Option 1 is the best. Just design your API with Obj-C and Swift in mind. What does it mean ?
• Don't use selectors - they're not a Swift standard.
• Use nullability to convert to optionals
• Closures and blocks may have the same syntax, but there's a slight difference, watch out for that:
Swift closures and Objective-C blocks are compatible, so you can pass
Swift closures to Objective-C methods that expect blocks. Swift
closures and functions have the same type, so you can even pass the
name of a Swift function.
Closures have similar capture semantics as blocks but differ in one
key way: Variables are mutable rather than copied. In other words, the
behavior of __block in Objective-C is the default behavior for
variables in Swift.
Source: Apple's Using Swift with Cocoa and Objective-C - It explains everything in detail.
You can read more here.
When designing such API you have to know how everything is converted, but if you do it right the users won't notice a difference :)
Make sure your
x.framework is shipped with the
modules folder and file inside.
New Xcode generates it for you. This way users can use your Obj-C project in Swift without adding it to a bridging file. So they can just
import myLib out of the box.
Why not Swift?
Unfortunately, the most sensible way to distribute a compiled library right now is to write it in Objective-C.
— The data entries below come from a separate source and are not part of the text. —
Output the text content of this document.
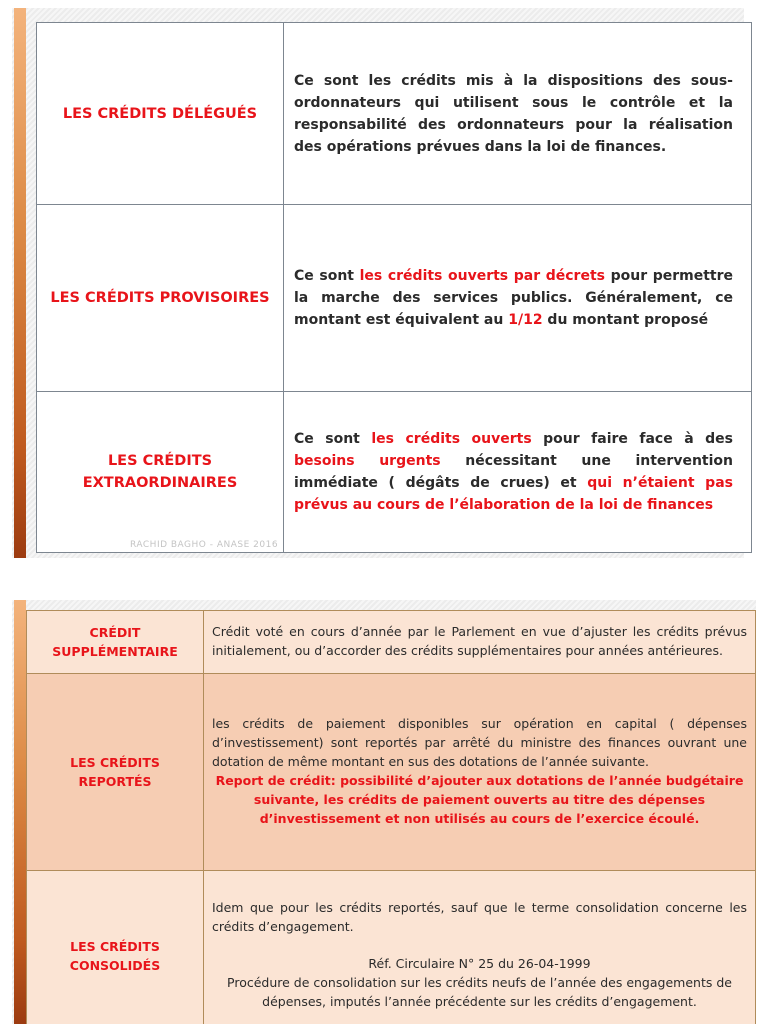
LES CRÉDITS DÉLÉGUÉS	Ce sont les crédits mis à la dispositions des sous-ordonnateurs qui utilisent sous le contrôle et la responsabilité des ordonnateurs pour la réalisation des opérations prévues dans la loi de finances.
LES CRÉDITS PROVISOIRES	Ce sont les crédits ouverts par décrets pour permettre la marche des services publics. Généralement, ce montant est équivalent au 1/12 du montant proposé
LES CRÉDITS EXTRAORDINAIRES	Ce sont les crédits ouverts pour faire face à des besoins urgents nécessitant une intervention immédiate ( dégâts de crues) et qui n’étaient pas prévus au cours de l’élaboration de la loi de finances
RACHID BAGHO - ANASE 2016
CRÉDIT SUPPLÉMENTAIRE	Crédit voté en cours d’année par le Parlement en vue d’ajuster les crédits prévus initialement, ou d’accorder des crédits supplémentaires pour années antérieures.
LES CRÉDITS REPORTÉS	les crédits de paiement disponibles sur opération en capital ( dépenses d’investissement) sont reportés par arrêté du ministre des finances ouvrant une dotation de même montant en sus des dotations de l’année suivante.
Report de crédit: possibilité d’ajouter aux dotations de l’année budgétaire suivante, les crédits de paiement ouverts au titre des dépenses d’investissement et non utilisés au cours de l’exercice écoulé.

LES CRÉDITS CONSOLIDÉS	Idem que pour les crédits reportés, sauf que le terme consolidation concerne les crédits d’engagement.
Réf. Circulaire N° 25 du 26-04-1999
Procédure de consolidation sur les crédits neufs de l’année des engagements de dépenses, imputés l’année précédente sur les crédits d’engagement.
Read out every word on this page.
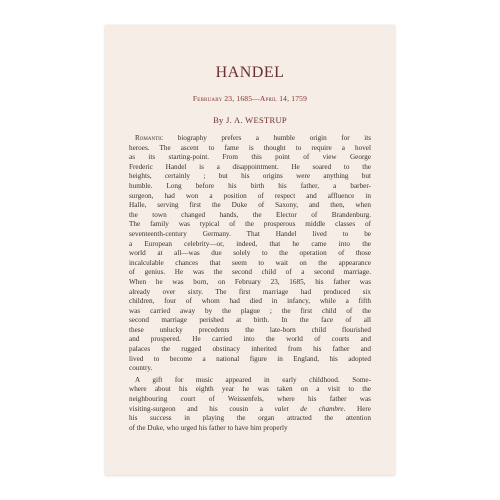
HANDEL
February 23, 1685—April 14, 1759
By J. A. WESTRUP
Romantic biography prefers a humble origin for its
heroes. The ascent to fame is thought to require a hovel
as its starting-point. From this point of view George
Frederic Handel is a disappointment. He soared to the
heights, certainly ; but his origins were anything but
humble. Long before his birth his father, a barber-
surgeon, had won a position of respect and affluence in
Halle, serving first the Duke of Saxony, and then, when
the town changed hands, the Elector of Brandenburg.
The family was typical of the prosperous middle classes of
seventeenth-century Germany. That Handel lived to be
a European celebrity—or, indeed, that he came into the
world at all—was due solely to the operation of those
incalculable chances that seem to wait on the appearance
of genius. He was the second child of a second marriage.
When he was born, on February 23, 1685, his father was
already over sixty. The first marriage had produced six
children, four of whom had died in infancy, while a fifth
was carried away by the plague ; the first child of the
second marriage perished at birth. In the face of all
these unlucky precedents the late-born child flourished
and prospered. He carried into the world of courts and
palaces the rugged obstinacy inherited from his father and
lived to become a national figure in England, his adopted
country.
A gift for music appeared in early childhood. Some-
where about his eighth year he was taken on a visit to the
neighbouring court of Weissenfels, where his father was
visiting-surgeon and his cousin a valet de chambre. Here
his success in playing the organ attracted the attention
of the Duke, who urged his father to have him properly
And that's because of one big reason: Swift Binary Compatiblity Problem
While your app’s runtime compatibility is ensured, the Swift language
itself will continue to evolve, and the binary interface will also
change. To be safe, all components of your app should be built with
the same version of Xcode and the Swift compiler to ensure that they
This means that frameworks need to be managed carefully. For instance,
if your project uses frameworks to share code with an embedded
extension, you will want to build the frameworks, app, and extensions
together. It would be dangerous to rely upon binary frameworks that
use Swift — especially from third parties. As Swift changes, those
frameworks will be incompatible with the rest of your app. When the
binary interface stabilizes in a year or two, the Swift runtime will
become part of the host OS and this limitation will no longer exist.
Peter Steinberger, the founder of PSPDFKit, which is also a library distributed as a compiled library has ran into the same problem: they're stuck with Obj-C for now and can't use Swift.